Parmi la liste d’artistes avec lequel il a travaillé, notons Michel Magne,
Brigitte Fontaine, Claude Nougaro, Jane Birkin, Barbara,
Michel Polnareff, Les Fleurs de Pavots, Annie Philippe, Le
Système Crapoutchik, Françoise Hardy, sans oublier La Drague,
le tube de l’année 1973 de Guy Bedos et Sophie Daumier, et bien
sûr Serge Gainsbourg pour notamment les nombreuses BO de films, (Paris
n'existe pas, Cannabis, Slogan, Les Chemins de Katmandou, La Horse, Sex Shop).
Des tubes, des bides, des stars, des inconnus, de la pop, de l’expérimental, du
jazz, de la variété et de la chanson française, qu’importe, il y a toujours une
touche de Jean-Claude Vannier qui fait plaisir à entendre. Trait qui est
mis en avant dans le livre.
Pochette du 45t de Sex Shop, musique de J.C. Vannier et S. Gainsbourg
Avec toutes les références évoquées, la lecture de L’arrangeur des
arrangeurs est plutôt destinée aux (et futurs) collectionneurs de vinyles
qui vont trouver ici une mine d’infos et de références. Pour les jeunes
compositeurs, ce livre peut aussi donner des ailes, vu que Jean-Claude
Vannier est un pur autodidacte qui s’est fait par la force de son travail.

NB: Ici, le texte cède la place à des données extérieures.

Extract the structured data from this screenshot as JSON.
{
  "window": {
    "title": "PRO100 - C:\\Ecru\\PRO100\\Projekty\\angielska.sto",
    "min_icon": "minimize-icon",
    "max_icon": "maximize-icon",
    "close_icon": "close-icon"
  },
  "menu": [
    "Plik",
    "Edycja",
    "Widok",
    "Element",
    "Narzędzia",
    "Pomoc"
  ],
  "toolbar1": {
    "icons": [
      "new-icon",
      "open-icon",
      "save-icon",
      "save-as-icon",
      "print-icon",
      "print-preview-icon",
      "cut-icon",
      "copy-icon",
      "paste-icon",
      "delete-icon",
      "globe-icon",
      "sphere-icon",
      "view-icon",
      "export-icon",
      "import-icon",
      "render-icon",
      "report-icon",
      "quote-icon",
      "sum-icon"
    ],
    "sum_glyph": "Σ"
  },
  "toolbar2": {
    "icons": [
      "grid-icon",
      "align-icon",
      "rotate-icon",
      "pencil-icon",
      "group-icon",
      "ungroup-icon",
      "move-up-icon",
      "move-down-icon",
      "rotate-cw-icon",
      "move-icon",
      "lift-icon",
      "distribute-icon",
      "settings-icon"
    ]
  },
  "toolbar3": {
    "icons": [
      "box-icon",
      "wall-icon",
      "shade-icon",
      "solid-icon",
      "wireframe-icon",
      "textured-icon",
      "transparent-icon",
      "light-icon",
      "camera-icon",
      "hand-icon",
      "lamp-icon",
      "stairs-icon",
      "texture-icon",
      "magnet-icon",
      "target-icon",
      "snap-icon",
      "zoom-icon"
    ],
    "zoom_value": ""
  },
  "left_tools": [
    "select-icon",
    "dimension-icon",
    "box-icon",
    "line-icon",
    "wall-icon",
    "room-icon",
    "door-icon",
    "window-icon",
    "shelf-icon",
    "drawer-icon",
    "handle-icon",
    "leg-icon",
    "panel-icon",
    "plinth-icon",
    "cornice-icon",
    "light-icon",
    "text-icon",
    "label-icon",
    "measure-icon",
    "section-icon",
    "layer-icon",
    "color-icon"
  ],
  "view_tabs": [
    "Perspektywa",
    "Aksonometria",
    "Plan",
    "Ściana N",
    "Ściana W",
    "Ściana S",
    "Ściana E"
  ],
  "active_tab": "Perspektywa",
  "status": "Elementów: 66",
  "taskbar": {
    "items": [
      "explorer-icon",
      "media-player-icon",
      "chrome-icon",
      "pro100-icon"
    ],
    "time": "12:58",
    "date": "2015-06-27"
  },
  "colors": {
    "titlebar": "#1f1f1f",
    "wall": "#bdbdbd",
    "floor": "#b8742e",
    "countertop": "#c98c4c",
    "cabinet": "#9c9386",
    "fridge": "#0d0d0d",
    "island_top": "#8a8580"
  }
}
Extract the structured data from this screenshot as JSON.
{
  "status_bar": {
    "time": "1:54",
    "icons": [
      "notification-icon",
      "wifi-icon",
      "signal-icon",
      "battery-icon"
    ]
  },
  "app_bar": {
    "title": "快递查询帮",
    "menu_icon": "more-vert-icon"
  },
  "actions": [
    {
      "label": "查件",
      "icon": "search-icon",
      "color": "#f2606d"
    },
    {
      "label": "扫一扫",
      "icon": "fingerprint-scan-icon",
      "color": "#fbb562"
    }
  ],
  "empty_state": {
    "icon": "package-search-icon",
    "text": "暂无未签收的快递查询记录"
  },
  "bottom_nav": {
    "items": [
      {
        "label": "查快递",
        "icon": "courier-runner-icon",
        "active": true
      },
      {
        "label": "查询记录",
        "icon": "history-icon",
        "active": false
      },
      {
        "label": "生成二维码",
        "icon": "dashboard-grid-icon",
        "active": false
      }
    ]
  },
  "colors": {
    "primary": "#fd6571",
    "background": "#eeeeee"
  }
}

Attention, pas d'inquiétude, il y a aussi beaucoup de souvenirs liés aux
rencontres à l'époque folle des années 60's-70's qui surgissent de la mémoire
de Jean-Claude Vannier et qui vont intéresser le plus grand nombre. Tous
ses moments de lectures sont des petites notes de musiques qui nous font
saliver d'une époque "du possible et de liberté".
On finit la chronique avec cette phrase de Jean-Claude Vannier, qui
résume bien la personne : « [Un monde] sans musique, je m’en fiche puisque
j’ai de la musique dans ma tête en permanence. Un monde sans bruit, ça veut
dire qu’on est sourd… J’en souffrirais. » (Page 323).